L'envolée du e-commerce restructure l'offre retail et modifie l'apport des magasins physiques à la clientèle, et donc leurs outils. Cette transformation en cours passe par un renforcement en magasin des qualités qui, justement, manquent au digital telles que la proximité et le contact humain. Paradoxalement, c’est grâce à la technologie numérique que le magasin remplit toujours mieux ses nouveaux objectifs, comme l’expliquent les invités de la seizième édition de l’émission L’Ere du client.

Selon la société Foxintelligence, qui mesure l’activité des entreprises du e-commerce, la part de marché d’Amazon a reculé en France entre le quatrième trimestre 2017 (51 %) et le quatrième trimestre 2018 (50 %). Ce constat n’est qu’une demi-surprise pour Guillaume Aurine, Directeur Marketing Produits chez Salesforce : « Quand on est un grand acteur pure player en ligne, on donne accès facilement à une grande quantité de produits. Mais cela ne suffit plus. Aujourd’hui, les consommateurs attendent des marques une belle expérience et de l’émotion. Cette émotion, ils la retrouvent sur d’autres sites de e-commerce et, aussi, en magasin physique. »

Réinventer la boutique physique en prenant modèle sur le digital

La boutique traditionnelle serait-elle en train de prendre sa revanche ? Rien n’est moins sûr. « Certes, 80 % des millenials disent préférer concrétiser un achat en magasin physique… Mais il est impératif qu’ils retrouvent, en boutique, une fluidité identique à celle proposée par le web », constate Rodolphe Thyboyeau, Directeur du Marketing Expérientiel chez Groupe Media6, spécialiste des aménagements de magasin. « Il faut repenser le concept même de boutique et donner les outils digitaux aux équipes d’animation des points de ventes pour conseiller des consommateurs de mieux en mieux informés grâce au web. » Les points de vente sont actuellement en pleine mutation, dans leurs outils comme dans leur rapport au client. Cette mutation en cours passe par la convergence du digital et du magasin physique pour une expérience sans couture, avec des vendeurs « augmentés », des parcours clients dans les rayons inspirés de la navigation sur internet (fluidité de l’achat, accessibilité des produits et des services…) et capables de susciter des émotions chez les consommateurs.
 

Vers le conseiller de vente augmenté

Chez alinea, l’interpénétration du web et du magasin physique est une évidence comme le rappelle Emmanuel Deschamps, Directeur Commerce et Développement de la marque : « Nous sommes convaincus que, demain, 100 % de notre chiffre d’affaires sera influencé par les canaux digitaux. Mais nous pensons aussi que 100 % de ce chiffre d’affaires sera également influencé par l’humain, par la relation commerciale de proximité. » Pour cela, la marque a refondu son site web afin de le faire évoluer d’un canal de pure vente (présentation d’un catalogue de produits) vers un espace de convivialité où le consommateur se sent bien. Parallèlement, alinea entend réformer sa relation client en magasin : « Nous devons épouser les codes du digital dans le monde physique et, en même temps, renforcer la personnalisation de la relation client. C’est possible grâce à la donnée client et à sa mise à disposition pour tous nos vendeurs. Ils doivent être connectés à leurs clients – avant, pendant et après la vente – à l’image d’un petit commerçant qui connaît et reconnait sa clientèle et entretient avec elle des liens puissants. » L’intelligence artificielle et sa capacité à valoriser la donnée apparaît alors comme l’outil indispensable pour répondre aux attentes de chaque client, au bon moment et avec le bon message.

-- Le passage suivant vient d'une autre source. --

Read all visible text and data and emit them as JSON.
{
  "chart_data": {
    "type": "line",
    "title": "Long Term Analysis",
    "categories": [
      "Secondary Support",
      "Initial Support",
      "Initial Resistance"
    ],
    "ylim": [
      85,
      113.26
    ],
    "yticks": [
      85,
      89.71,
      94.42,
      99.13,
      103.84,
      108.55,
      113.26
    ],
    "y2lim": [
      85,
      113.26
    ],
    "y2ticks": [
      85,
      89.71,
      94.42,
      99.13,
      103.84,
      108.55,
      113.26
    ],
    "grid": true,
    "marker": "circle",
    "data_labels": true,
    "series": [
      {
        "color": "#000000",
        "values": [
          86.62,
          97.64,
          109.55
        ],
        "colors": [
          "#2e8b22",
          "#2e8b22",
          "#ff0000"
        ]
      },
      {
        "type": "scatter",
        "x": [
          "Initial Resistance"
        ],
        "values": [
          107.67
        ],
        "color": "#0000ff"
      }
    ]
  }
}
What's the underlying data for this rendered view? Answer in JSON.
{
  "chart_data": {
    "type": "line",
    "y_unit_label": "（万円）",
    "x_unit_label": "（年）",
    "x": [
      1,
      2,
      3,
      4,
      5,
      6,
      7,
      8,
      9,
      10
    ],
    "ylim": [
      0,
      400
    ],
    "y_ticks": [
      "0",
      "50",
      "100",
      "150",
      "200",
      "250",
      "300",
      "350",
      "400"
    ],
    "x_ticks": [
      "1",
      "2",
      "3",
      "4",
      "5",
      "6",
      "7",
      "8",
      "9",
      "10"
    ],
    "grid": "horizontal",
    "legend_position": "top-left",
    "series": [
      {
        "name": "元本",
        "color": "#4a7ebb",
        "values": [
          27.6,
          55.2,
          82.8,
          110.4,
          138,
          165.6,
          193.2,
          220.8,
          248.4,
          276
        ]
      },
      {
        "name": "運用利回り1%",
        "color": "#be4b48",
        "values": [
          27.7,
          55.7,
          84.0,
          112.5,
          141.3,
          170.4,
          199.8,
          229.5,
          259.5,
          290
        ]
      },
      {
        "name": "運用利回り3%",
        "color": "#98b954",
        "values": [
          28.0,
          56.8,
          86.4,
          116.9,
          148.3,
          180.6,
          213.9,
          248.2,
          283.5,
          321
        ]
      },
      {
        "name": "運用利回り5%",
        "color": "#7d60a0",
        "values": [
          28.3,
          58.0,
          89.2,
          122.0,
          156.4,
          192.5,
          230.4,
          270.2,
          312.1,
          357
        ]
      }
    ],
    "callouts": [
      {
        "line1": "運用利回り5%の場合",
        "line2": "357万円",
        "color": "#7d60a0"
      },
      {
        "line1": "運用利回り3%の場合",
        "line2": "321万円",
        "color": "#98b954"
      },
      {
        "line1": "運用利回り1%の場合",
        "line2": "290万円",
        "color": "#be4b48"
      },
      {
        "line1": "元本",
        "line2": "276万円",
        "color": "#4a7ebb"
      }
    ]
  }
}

Le marketing, chef d’orchestre de l’omnicanalité maximale

Selon Sébastien Zins, Vice-Président Commerce et Distribution chez Salesforce, les marques doivent éliminer les frontières entre online et offline pour offrir aux clients une expérience unique et mémorable. « Le marketing n’a plus le choix, tranche-t-il. Il doit devenir le chef d’orchestre d’une organisation qui va assurer la continuité expérientielle entre le web et le magasin physique. Tout cela se fera de concert avec une humanisation de plus en plus forte de la relation. » L’homme serait-il l’avenir du digital ? On peut le croire. D’ailleurs, si les pure players viennent dans le monde du magasin physique, c’est moins pour vendre que pour incarner la marque, la rendre humaine.